Discounting by capitalisation or return

Author : Kristen

Discounting by capitalisation or return

This method provides the first indications of how much an investment property is worth. It is based on the relationship between the annual rent and the value of the real estate, thus showing a discounted return for the buyer. To do this, the surveyer will use the capitalisation rate specific to each category of real estate depending on its characteristics to determine a gross return. This gross return could be used to offset the buyer's own funding, charges inherent to the real estate as well as the cost of the eventual mortgage,that has made the aquisition of this property possible. The advantage of this method of assessment lies in the simplicity of the calculation, as the development of rents, maintenance and financial costs associated with ownership are not taken into consideration.
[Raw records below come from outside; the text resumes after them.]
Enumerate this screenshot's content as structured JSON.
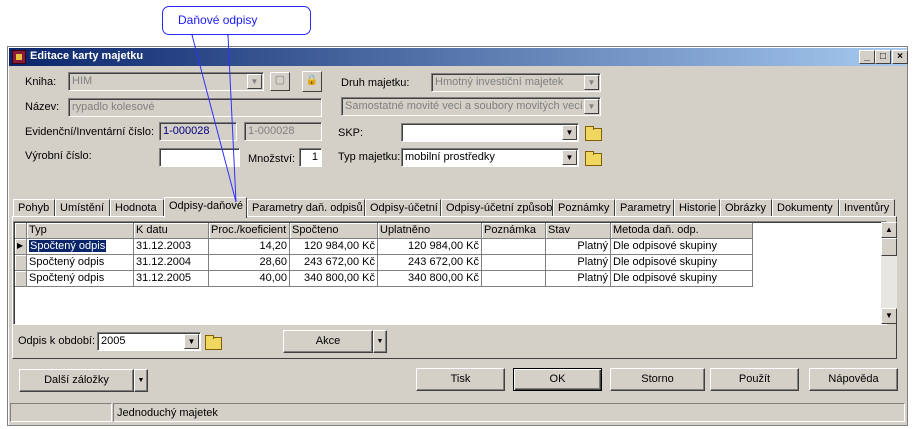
{
  "callout": {
    "text": "Daňové odpisy"
  },
  "window": {
    "title": "Editace karty majetku",
    "controls": {
      "minimize": "_",
      "maximize": "□",
      "close": "×"
    }
  },
  "form": {
    "kniha": {
      "label": "Kniha:",
      "value": "HIM"
    },
    "nazev": {
      "label": "Název:",
      "value": "rypadlo kolesové"
    },
    "evidencni": {
      "label": "Evidenční/Inventární číslo:",
      "value1": "1-000028",
      "value2": "1-000028"
    },
    "vyrobni": {
      "label": "Výrobní číslo:",
      "value": ""
    },
    "mnozstvi": {
      "label": "Množství:",
      "value": "1"
    },
    "druh": {
      "label": "Druh majetku:",
      "value1": "Hmotný investiční majetek",
      "value2": "Samostatné movité veci a soubory movitých vecí"
    },
    "skp": {
      "label": "SKP:",
      "value": ""
    },
    "typ": {
      "label": "Typ majetku:",
      "value": "mobilní prostředky"
    }
  },
  "tabs": [
    "Pohyb",
    "Umístění",
    "Hodnota",
    "Odpisy-daňové",
    "Parametry daň. odpisů",
    "Odpisy-účetní",
    "Odpisy-účetní způsob",
    "Poznámky",
    "Parametry",
    "Historie",
    "Obrázky",
    "Dokumenty",
    "Inventůry"
  ],
  "grid": {
    "columns": [
      "Typ",
      "K datu",
      "Proc./koeficient",
      "Spočteno",
      "Uplatněno",
      "Poznámka",
      "Stav",
      "Metoda daň. odp."
    ],
    "rows": [
      [
        "Spočtený odpis",
        "31.12.2003",
        "14,20",
        "120 984,00 Kč",
        "120 984,00 Kč",
        "",
        "Platný",
        "Dle odpisové skupiny"
      ],
      [
        "Spočtený odpis",
        "31.12.2004",
        "28,60",
        "243 672,00 Kč",
        "243 672,00 Kč",
        "",
        "Platný",
        "Dle odpisové skupiny"
      ],
      [
        "Spočtený odpis",
        "31.12.2005",
        "40,00",
        "340 800,00 Kč",
        "340 800,00 Kč",
        "",
        "Platný",
        "Dle odpisové skupiny"
      ]
    ]
  },
  "odpis_obdobi": {
    "label": "Odpis k období:",
    "value": "2005"
  },
  "akce": {
    "label": "Akce"
  },
  "buttons": {
    "dalsi": "Další záložky",
    "tisk": "Tisk",
    "ok": "OK",
    "storno": "Storno",
    "pouzit": "Použít",
    "napoveda": "Nápověda"
  },
  "status": {
    "text": "Jednoduchý majetek"
  },
  "icons": {
    "dropdown": "▼",
    "scroll_up": "▲",
    "scroll_down": "▼",
    "row_indicator": "▶",
    "lock": "🔒"
  }
}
In addition, the owner's tax situation may strongly affect the profitability of this type of investment, thus particular attention should be paid to the capitalisation rate used as a reference.  

 

Let's illustrate the method of discounting by capitalisation: the surveyor will consider concrete items related to the real estate, such as, for example, the annual rental status, operating costs with an estimated net rent capitalisation rate of 4.78% for example.

Gross annual rent    CHF 454,320
Operating costs -  CHF 104,493
Net rental income
   CHF 349,827
Net rent capitalised at 4.78 %    CHF 7,318,556

The potential buyer who wants to achieve a net rent return of 4.78% would have to buy a property worth a maximum of a rounded CHF 7,320,000 in order to achieve such a discounted return.